Two graphics from Lohr showing the wheelset design with triangular guidance supports, and the wheel/rail/road surface interface.

The prototype unveiled in July 2000 is equipped with a pantograph current collection system, with current return through the centre rail. As built, batteries provided limited off-track capability (there is a manual steering wheel system), but after a brief appearance in Paris on the relaid section of the Trans Val-du-Marne busway, the vehicle has returned to the manufacturer to have a roof-mounted gas turbine generator installed to permit more extensive off-track running, so that it can be used in public service over the whole busway.

The Translohr SE-3 prototype has been the subject of a great deal of design effort to produce what looks like a modern, well-designed low-floor tram, with the rubber tyres hidden under skirts. Three doors give access to a spacious passenger area with a floor height of just 250 mm. Much use of aluminium keeps the weight of the 25-m long, 2.2-m wide vehicle down to 19.5 t unladen. 116 passengers can be accommodated (32 seated) in an attractive environment created by the Italian coachbuilder Parizzi. Electrical equipment comes from Fiat (now owned by Alstom, which also supplies electrical equipment to Civis and TVR).
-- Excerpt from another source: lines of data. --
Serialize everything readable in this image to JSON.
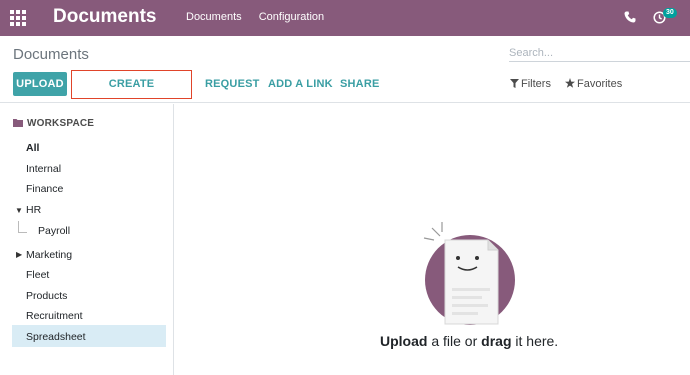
{
  "navbar": {
    "app_title": "Documents",
    "menu": [
      "Documents",
      "Configuration"
    ],
    "activity_count": "30",
    "colors": {
      "bar": "#875a7b",
      "badge": "#00a09d"
    }
  },
  "control_panel": {
    "title": "Documents",
    "search_placeholder": "Search...",
    "buttons": {
      "upload": "UPLOAD",
      "create_spreadsheet": "CREATE SPREADSHEET",
      "request": "REQUEST",
      "add_link": "ADD A LINK",
      "share": "SHARE"
    },
    "filters_label": "Filters",
    "favorites_label": "Favorites"
  },
  "sidebar": {
    "header": "WORKSPACE",
    "folders": {
      "all": "All",
      "internal": "Internal",
      "finance": "Finance",
      "hr": "HR",
      "payroll": "Payroll",
      "marketing": "Marketing",
      "fleet": "Fleet",
      "products": "Products",
      "recruitment": "Recruitment",
      "spreadsheet": "Spreadsheet"
    }
  },
  "empty_state": {
    "upload_word": "Upload",
    "middle_text": " a file or ",
    "drag_word": "drag",
    "end_text": " it here."
  }
}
Those who have seen Translohr in action have come away impressed with its performance and build quality. The company has invested over FRF 100 million in the project and will need to achieve some sales within two or three years to start generating a return on that investment. Their salesmen are in particular targeting smaller French cities which would like a tramway, but doubt that they can afford it, plus some of the smaller German tramway towns which are finding life heavy-going financially. They have already persuaded Ulm to rewrite their tender for new trams to permit Lohr to bid the Translohr system, and this should be the first indication of the comparative costs.
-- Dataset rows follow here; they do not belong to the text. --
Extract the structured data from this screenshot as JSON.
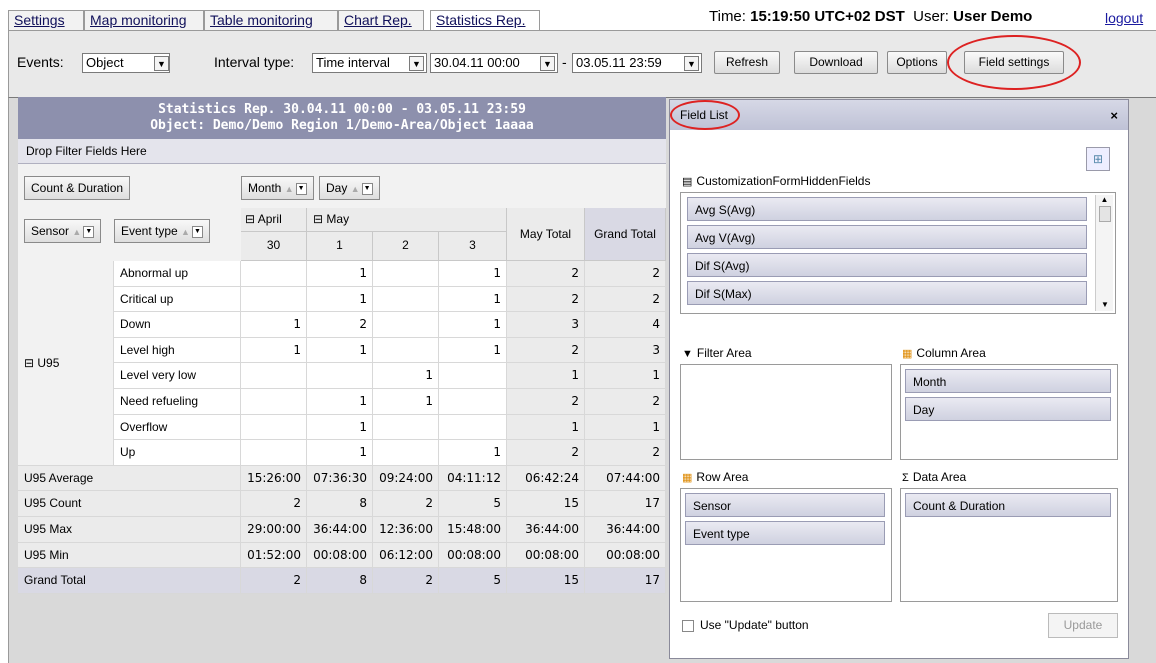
{
  "tabs": [
    "Settings",
    "Map monitoring",
    "Table monitoring",
    "Chart Rep.",
    "Statistics Rep."
  ],
  "time_label": "Time:",
  "time_value": "15:19:50 UTC+02 DST",
  "user_label": "User:",
  "user_value": "User Demo",
  "logout": "logout",
  "toolbar": {
    "events_label": "Events:",
    "events_value": "Object",
    "interval_label": "Interval type:",
    "interval_value": "Time interval",
    "date_from": "30.04.11 00:00",
    "date_sep": "-",
    "date_to": "03.05.11 23:59",
    "refresh": "Refresh",
    "download": "Download",
    "options": "Options",
    "field_settings": "Field settings"
  },
  "grid": {
    "title1": "Statistics Rep. 30.04.11 00:00 - 03.05.11 23:59",
    "title2": "Object: Demo/Demo Region 1/Demo-Area/Object 1aaaa",
    "drop_filter": "Drop Filter Fields Here",
    "count_duration": "Count & Duration",
    "month": "Month",
    "day": "Day",
    "sensor": "Sensor",
    "event_type": "Event type",
    "april": "April",
    "may": "May",
    "may_total": "May Total",
    "grand_total": "Grand Total",
    "days": [
      "30",
      "1",
      "2",
      "3"
    ],
    "sensor_value": "U95",
    "rows": [
      {
        "label": "Abnormal up",
        "v": [
          "",
          "1",
          "",
          "1",
          "2",
          "2"
        ]
      },
      {
        "label": "Critical up",
        "v": [
          "",
          "1",
          "",
          "1",
          "2",
          "2"
        ]
      },
      {
        "label": "Down",
        "v": [
          "1",
          "2",
          "",
          "1",
          "3",
          "4"
        ]
      },
      {
        "label": "Level high",
        "v": [
          "1",
          "1",
          "",
          "1",
          "2",
          "3"
        ]
      },
      {
        "label": "Level very low",
        "v": [
          "",
          "",
          "1",
          "",
          "1",
          "1"
        ]
      },
      {
        "label": "Need refueling",
        "v": [
          "",
          "1",
          "1",
          "",
          "2",
          "2"
        ]
      },
      {
        "label": "Overflow",
        "v": [
          "",
          "1",
          "",
          "",
          "1",
          "1"
        ]
      },
      {
        "label": "Up",
        "v": [
          "",
          "1",
          "",
          "1",
          "2",
          "2"
        ]
      }
    ],
    "totals": [
      {
        "label": "U95 Average",
        "v": [
          "15:26:00",
          "07:36:30",
          "09:24:00",
          "04:11:12",
          "06:42:24",
          "07:44:00"
        ]
      },
      {
        "label": "U95 Count",
        "v": [
          "2",
          "8",
          "2",
          "5",
          "15",
          "17"
        ]
      },
      {
        "label": "U95 Max",
        "v": [
          "29:00:00",
          "36:44:00",
          "12:36:00",
          "15:48:00",
          "36:44:00",
          "36:44:00"
        ]
      },
      {
        "label": "U95 Min",
        "v": [
          "01:52:00",
          "00:08:00",
          "06:12:00",
          "00:08:00",
          "00:08:00",
          "00:08:00"
        ]
      },
      {
        "label": "Grand Total",
        "v": [
          "2",
          "8",
          "2",
          "5",
          "15",
          "17"
        ]
      }
    ]
  },
  "panel": {
    "title": "Field List",
    "close": "×",
    "hidden_fields_title": "CustomizationFormHiddenFields",
    "hidden_fields": [
      "Avg S(Avg)",
      "Avg V(Avg)",
      "Dif S(Avg)",
      "Dif S(Max)"
    ],
    "filter_area": "Filter Area",
    "column_area": "Column Area",
    "row_area": "Row Area",
    "data_area": "Data Area",
    "column_fields": [
      "Month",
      "Day"
    ],
    "row_fields": [
      "Sensor",
      "Event type"
    ],
    "data_fields": [
      "Count & Duration"
    ],
    "use_update": "Use \"Update\" button",
    "update": "Update"
  },
  "colors": {
    "header": "#8d90ad",
    "highlight": "#d22222"
  }
}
All these systems are of course proprietary products, and once purchased the operator is locked in to the manufacturer, unlike the tramway product which is available from a wide range of competitive sources. Tram builders have been under pressure to reduce the cost of vehicles for some time, hence the appearance of modular ‘catalogue’ trams such as Combino, Citadis, Cityrunner, Cityway and Incentro. Other elements of the infrastructure, track and overhead, also need cost reductions if the conventional tramway is going to compete against the ‘tramway on tyres’. The forthcoming Alstom low-cost tramway demonstration in La Rochelle should be particularly significant in demonstrating how this can be achieved. The company is building a 1.5-km tramway close to its Aytré factory and test a ‘cut-price’ Citadis variant and associated infrastructure that should get the cost/km below that of the Nancy TVR.